Simulators in BEAST

1 June 2024 by Remco Bouckaert

There are quite a few cases where a simulation study is useful, e.g. for testing whether a theory can be falsified. BEAST has a number of ways to simulate (hyper-)parameters, trees and sequence data.

Simulate by MCMC

If you want to simulate trees and its parameters, it is possible to set up an analysis with the appropriate priors in BEAUti or craft an XML by hand, and use the sampleFromPrior option for BEAST to sample trees and tree prior hyper parameters. For a given tree, the beast.app.seqgen.SimulatedAlignment can then be used to simulate an alignment. The SimulatedAlignment can be used as a replacement of Alignment. This can be useful in well calibrated simulation studies (Mendes et al, 2024).

DirectSimulator

The beast.base.inference.DirectSimulator provides a simulator that is more efficient than sampling from MCMC, and uses independent implementations for directly simulating parameter values from parametric distributions. There are examples XML files included in the BEAST distribution, also available here, here and here. It requires hand crafting the XML. Any Distribution that implements the sample method can be used, including the YuleModel for sampling trees and Prior for sampling parameters, but it is quite limited.

The (re)MASTER packages

MASTER (Vaughan & Drummond 2013) is a BEAST 2 package aimed at generating simulators for stochastic models of structured and unstructured population dynamics, but also allows for simulating other trees and networks. It is more powerful than the DirectSimulator.

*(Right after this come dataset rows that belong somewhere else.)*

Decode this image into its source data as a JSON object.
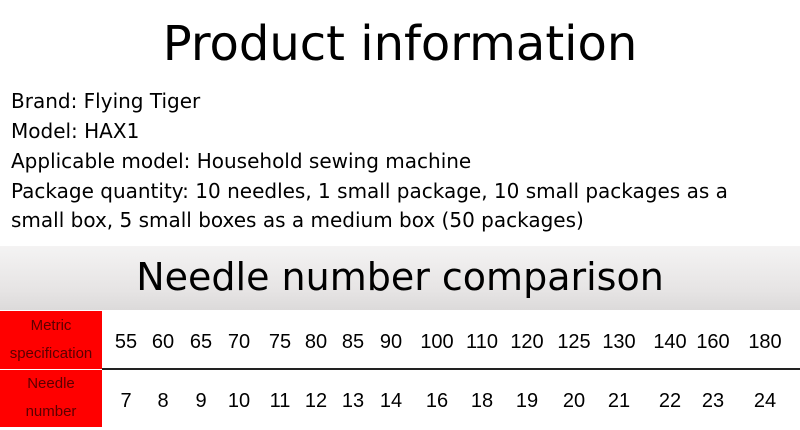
{
  "title": "Product information",
  "info": [
    "Brand: Flying Tiger",
    "Model: HAX1",
    "Applicable model: Household sewing machine",
    "Package quantity: 10 needles, 1 small package, 10 small packages as a",
    "small box, 5 small boxes as a medium box (50 packages)"
  ],
  "comparison_title": "Needle number comparison",
  "table": {
    "row_headers": [
      "Metric specification",
      "Needle number"
    ],
    "metric": [
      "55",
      "60",
      "65",
      "70",
      "75",
      "80",
      "85",
      "90",
      "100",
      "110",
      "120",
      "125",
      "130",
      "140",
      "160",
      "180"
    ],
    "needle": [
      "7",
      "8",
      "9",
      "10",
      "11",
      "12",
      "13",
      "14",
      "16",
      "18",
      "19",
      "20",
      "21",
      "22",
      "23",
      "24"
    ]
  },
  "colors": {
    "header_bg": "#ff0000",
    "band_bg": "#e6e4e4"
  }
}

ReMaster (Vaughan, 2024) is a faster, leaner complete rewrite of MASTER and has more capabilities than MASTER. There is ample user documentation.

LinguaPhylo

LinguaPhylo (Drummond et al, 2024) is a probabilistic model specification language for reproducible phylogenetic analyses that allows simulation under a wide range of models. It is more powerful than the reMaster and comes with its own GUI: LPhyStudio.

LPhyBEAST is a program that converts LPhy model specification, and a data block into a BEAST 2 XML input file. The lphybeast and LPhyBeastExt packages for BEAST 2 are required for BEAST 2 to be run on these XML files.

References

AJ Drummond, K Chen, FK Mendes, D Xie. LinguaPhylo: a probabilistic model specification language for reproducible phylogenetic analyses [PLOS Computational Biology 19 (7), e1011226] (https://journals.plos.org/ploscompbiol/article?id=10.1371/journal.pcbi.1011226)

Mendes FK, Bouckaert R, Carvalho LM, Drummond AJ. How to validate a Bayesian evolutionary model. bioRxiv. 2024:2024-02.

Vaughan TG, Drummond AJ. A stochastic simulator of birth-death master equations with application to phylodynamics. Mol Biol Evol 2013;30:1480–93.

Vaughan TG. ReMASTER: improved phylodynamic simulation for BEAST 2.7. Bioinformatics. 2024 Jan 1;40(1):btae015.